Sep 24, 2007 05:07
FIVE MONTHS AFTER THE DEFENSE, AN APOLOGY TO MY THESIS DIRECTOR ENDING WITH THE LINE FROM MILTON
Tony, because I’m an immature, American poet,
I chose movement over idea, the flag snapping
in the wind rather than the flagpole. I knew
that to be boring meant death without an afterlife.
So I chose shenanigans, ass buffoonery, the jesterly
sleights of hand which meant you’re stupid, not me.

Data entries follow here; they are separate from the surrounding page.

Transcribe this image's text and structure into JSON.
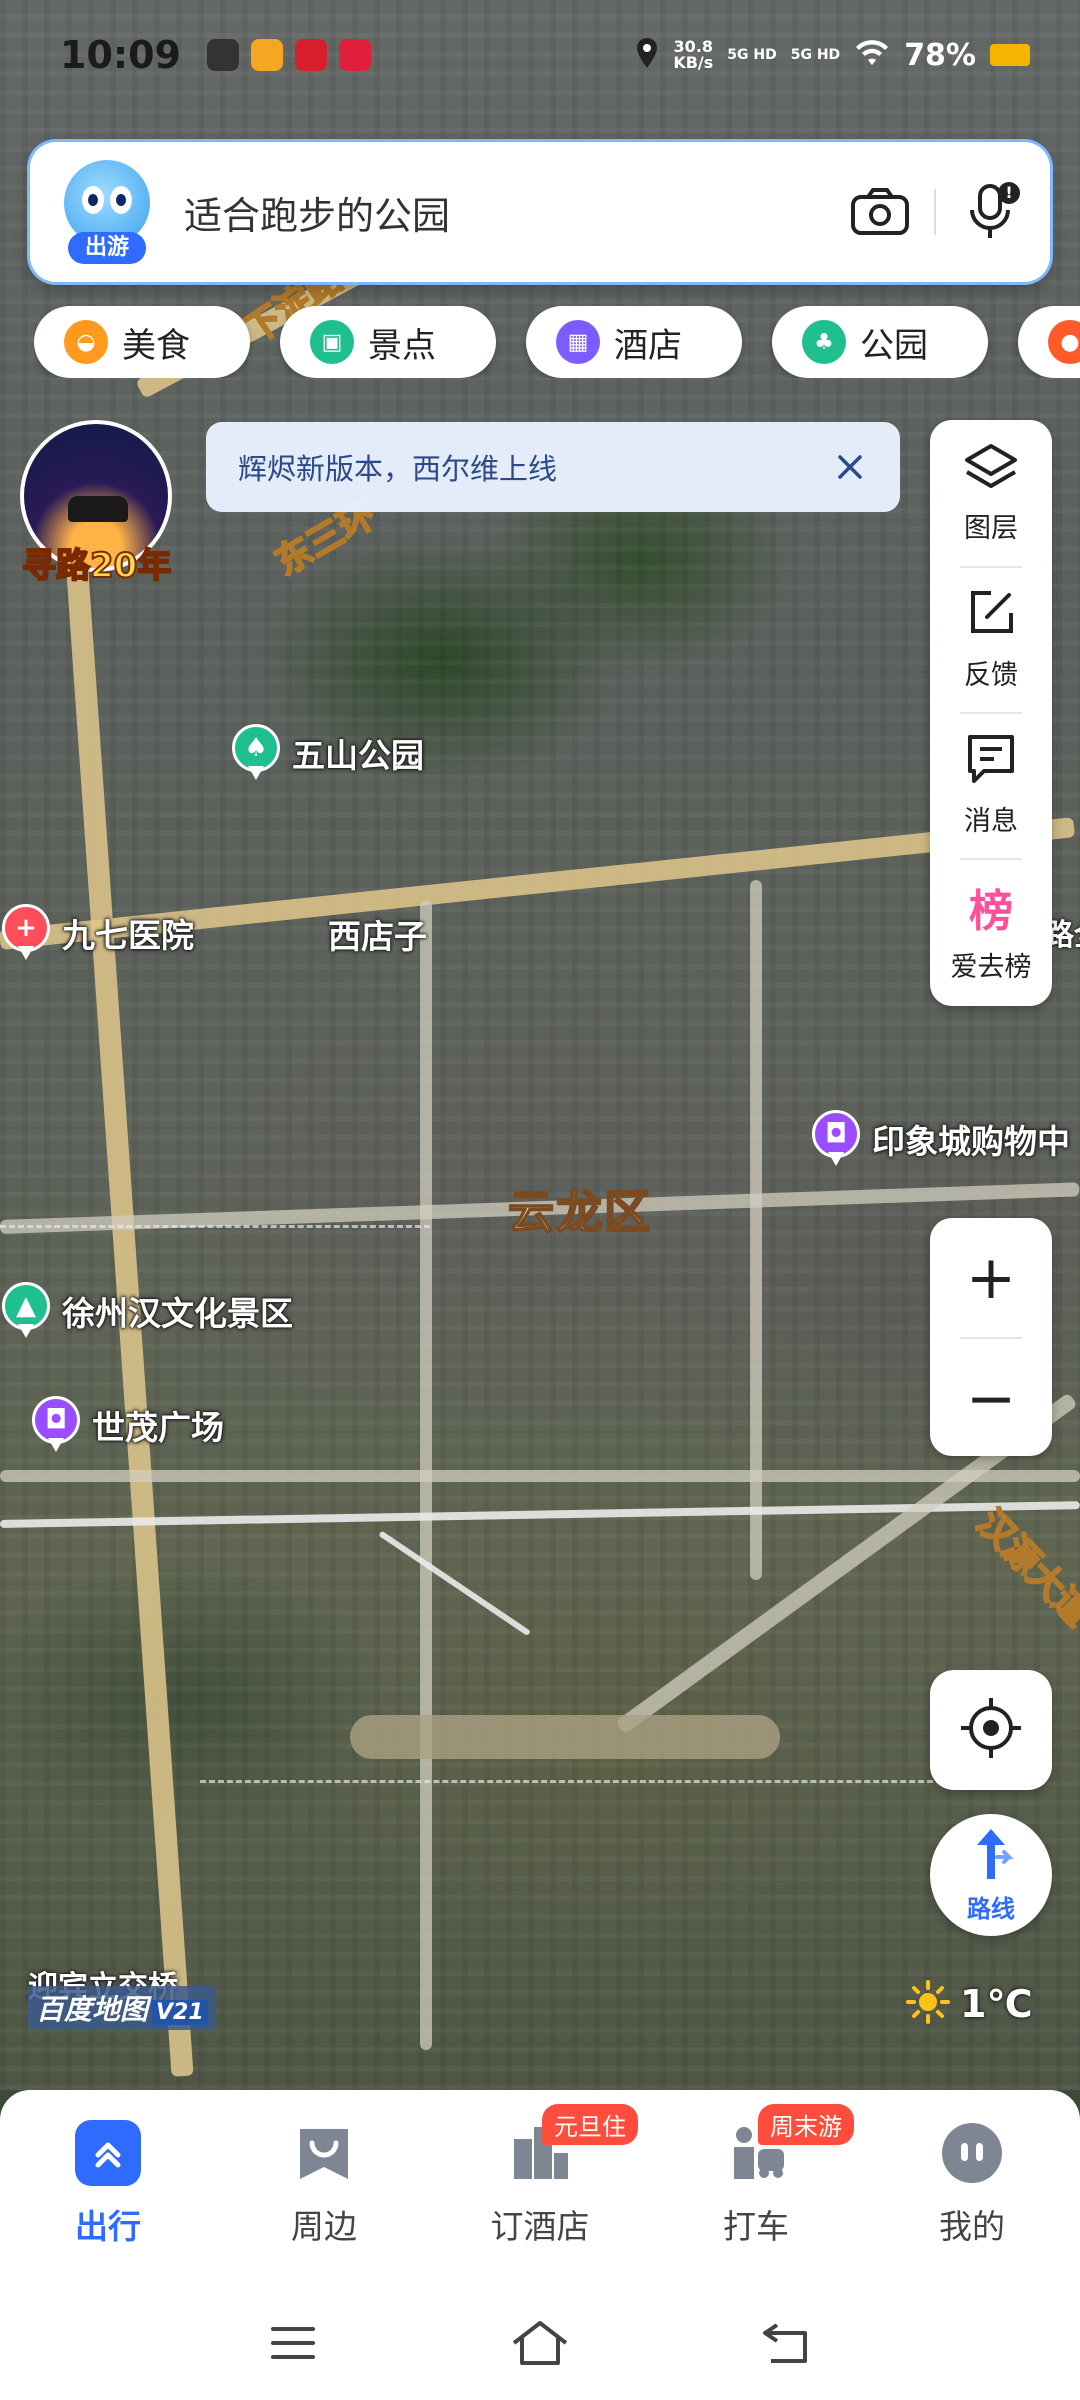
{
  "status_bar": {
    "time": "10:09",
    "net_speed": "30.8",
    "net_unit": "KB/s",
    "signal1": "5G HD",
    "signal2": "5G HD",
    "battery": "78%"
  },
  "search": {
    "mascot_tag": "出游",
    "query": "适合跑步的公园"
  },
  "chips": [
    {
      "label": "美食",
      "color": "#ff9a1f"
    },
    {
      "label": "景点",
      "color": "#1fbf8f"
    },
    {
      "label": "酒店",
      "color": "#7b5cff"
    },
    {
      "label": "公园",
      "color": "#1fbf8f"
    }
  ],
  "promo": {
    "label": "寻路20年"
  },
  "notice": {
    "text": "辉烬新版本，西尔维上线"
  },
  "tools": {
    "layers": "图层",
    "feedback": "反馈",
    "messages": "消息",
    "ranking": "爱去榜",
    "ranking_glyph": "榜"
  },
  "zoom": {
    "in": "+",
    "out": "−"
  },
  "route": {
    "label": "路线"
  },
  "map": {
    "district": "云龙区",
    "roads": [
      "东三环",
      "下淀路",
      "汉源大道"
    ],
    "labels": {
      "xidianzi": "西店子",
      "bridge": "迎宾立交桥",
      "edge_text": "路全"
    },
    "pois": [
      {
        "name": "五山公园",
        "type": "park"
      },
      {
        "name": "九七医院",
        "type": "hospital"
      },
      {
        "name": "印象城购物中",
        "type": "shopping"
      },
      {
        "name": "徐州汉文化景区",
        "type": "scenic"
      },
      {
        "name": "世茂广场",
        "type": "shopping"
      }
    ]
  },
  "logo": {
    "text": "百度地图",
    "version": "V21"
  },
  "weather": {
    "temp": "1℃",
    "icon": "sun-icon"
  },
  "bottom_nav": [
    {
      "label": "出行",
      "active": true
    },
    {
      "label": "周边",
      "active": false
    },
    {
      "label": "订酒店",
      "badge": "元旦住",
      "active": false
    },
    {
      "label": "打车",
      "badge": "周末游",
      "active": false
    },
    {
      "label": "我的",
      "active": false
    }
  ],
  "colors": {
    "accent": "#2f6bff",
    "park": "#1fbf8f",
    "hospital": "#ff4d5a",
    "shopping": "#9a4dff",
    "badge": "#ff4d3d"
  }
}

What else did I know, unable to lure the intimations
of the world into the bedchamber of my ear? Nor
was there (in the Hummer and strip-malled, coke and fry
roadside of my mind) any such ball peen hammer
bursting open the dorsal metatarsal ligatures
of my right hand or left, whatever. Why or what
did I have to confess to the world that matters? I chose
sound and not the representation of sound, hiccups
and burps of Mozart’s lunch, and not his score.
I sacrificed you, dear reader, who necessarily apart
from me, are still a part of me. How could I
admit shame to my other self? The voice of reflection
terrifies, shows just how shallow I am; whereas
the depth of self-consciousness was boring
an inescapable hole. But I decided if I must
be all surface, the sky upon the lake, and not the lake,
I’m gonna dazzle you, shimmy sham across the stage
of myself, tap-dancing to Lite Rock with the sweater
wearing crowd. Just imagine my Fosse jazz hands
flapping to a Phil Collins tune, which is to say,
better to rule in hell than to serve in heaven.